The presence of awstats in the title here can be misunderstood for a moment; as I’ll show in the rest of the post, I am putting it there as an experiment. Bear with me.
New year and new month, and as each new month, the statistics I gather from my awstats interface (which is protected by password and SSL to be on the safe side) show me a huge amount of referrer spam. If you don’t know what referrer spam is, then you probably never gathered raw statistics from access logs, so I’ll try to explain.
Spammers wish to increase the pagerank of their websites, so that there are more chances that random Google searches will bring in visitors; to do so one common method is to leave links to their websites in spam comments on blogs, that Google will index and traverse. Luckily for us, spam comments on blogs are relatively easy to stop; most of the times I don’t even see them, thanks to the ModSecurity antispam system I wrote for my blog (more on that in a moment).
But at the same time, a number of websites leave their reported statistics open to be seen by everybody, including Google! A quick search for the right terms shows about 126 thousands results, and that is that just by looking for AWStats, which is but one of the many applications that do so. This means that the spammers have a huge chance of being able to actually get their pagerank boosted. There are even more points in this thanks to the fact that even the latest version of AWStats does not use rel=nofollow on the list of referrers!
Referrer spam also requires a lot less work than comment spam does: you don’t need to send POST requests with the right fields, you just need to request the pages, sometimes even if they don’t exist, with the URL you want to spam in the Referer (not my typo!) header. Now, there are a few patterns to be found even in these referrer spammers, most of which seem to optimise their requests’ bandwidth by targeting URLs that seem to show the presence of the software they are targeting (such as AWStats). Indeed, the one that has gotten more hits since is the one that had AWStats in the title and I’ve been using lately to detect these patterns.
In particular, I have noticed that a number of these spammers seem to be even more interested in reducing the traffic they generate than most legit sites, to the point that they used the HEAD method rather than the GET method. This allowed me to create a simple rule to ban almost all of them: I simply deny HEAD requests coming from real browsers’ agents — as far as I can see, no browser ever sends HEAD requests; if they want to validate cache, they instead use the If-None-Match or If-Modified-Since headers.
trying to reduce the impact of these spammers on my own websites, I’ve been improving and upgrading the rules in my ModSecurity Ruleset to detect both the patterns and the known spammers; generally speaking the added logic shouldn’t be excessively taxing. By the way, if you are using my rules and like them, please do flattr them! At least I’ll know somebody does make use of those now that I published them.

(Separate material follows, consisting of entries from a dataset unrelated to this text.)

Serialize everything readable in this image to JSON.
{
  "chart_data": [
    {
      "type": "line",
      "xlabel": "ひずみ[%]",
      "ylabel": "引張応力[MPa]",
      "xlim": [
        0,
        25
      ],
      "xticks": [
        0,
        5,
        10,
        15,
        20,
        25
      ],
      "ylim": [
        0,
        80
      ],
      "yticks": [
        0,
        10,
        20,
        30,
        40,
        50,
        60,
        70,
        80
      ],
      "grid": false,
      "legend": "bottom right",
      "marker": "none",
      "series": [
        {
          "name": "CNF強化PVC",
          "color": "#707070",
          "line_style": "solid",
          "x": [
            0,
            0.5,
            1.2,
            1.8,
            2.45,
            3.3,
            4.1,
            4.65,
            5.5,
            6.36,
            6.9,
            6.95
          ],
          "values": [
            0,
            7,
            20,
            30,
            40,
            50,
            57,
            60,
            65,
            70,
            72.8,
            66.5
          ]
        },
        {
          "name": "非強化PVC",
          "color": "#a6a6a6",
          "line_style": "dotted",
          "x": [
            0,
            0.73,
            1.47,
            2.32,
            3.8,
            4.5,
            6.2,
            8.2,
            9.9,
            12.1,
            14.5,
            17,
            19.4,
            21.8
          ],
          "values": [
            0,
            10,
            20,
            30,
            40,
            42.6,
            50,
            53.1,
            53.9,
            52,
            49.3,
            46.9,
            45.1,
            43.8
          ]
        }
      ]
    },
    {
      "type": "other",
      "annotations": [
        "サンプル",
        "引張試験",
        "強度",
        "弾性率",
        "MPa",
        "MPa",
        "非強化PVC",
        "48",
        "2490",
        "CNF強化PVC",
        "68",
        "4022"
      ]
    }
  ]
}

Interestingly enough, you might remember a previous post of mine, where I noted that letting users always register is bad — more and more it seems like a number of these spammers try to work around the easy checks done through URL blacklists (similar to the DNSBL used to block IPs) by using third parties that might be legit, but ignore the nofollow rule, which means that their pagerank is, once again, ensured.
I guess I really should start learning LUA so that I can write more complex but thorough checks for my rules; since it seems like ModSecurity how has hashing capabilities, it wouldn’t be too bad if I could simply check each domain in the referrers once every two hours against a live blacklist, and then skip over it, to avoid repeating the same test over and over again.
For those interested in follows up on the issues, I sent the AWStats author a patch to add the rel=nofollow on links, so that even public statistics stop boosting spammers’ pagerank. The same patch is now applied by the latest ~arch version of awstats, which I hope to get stable sometime next month.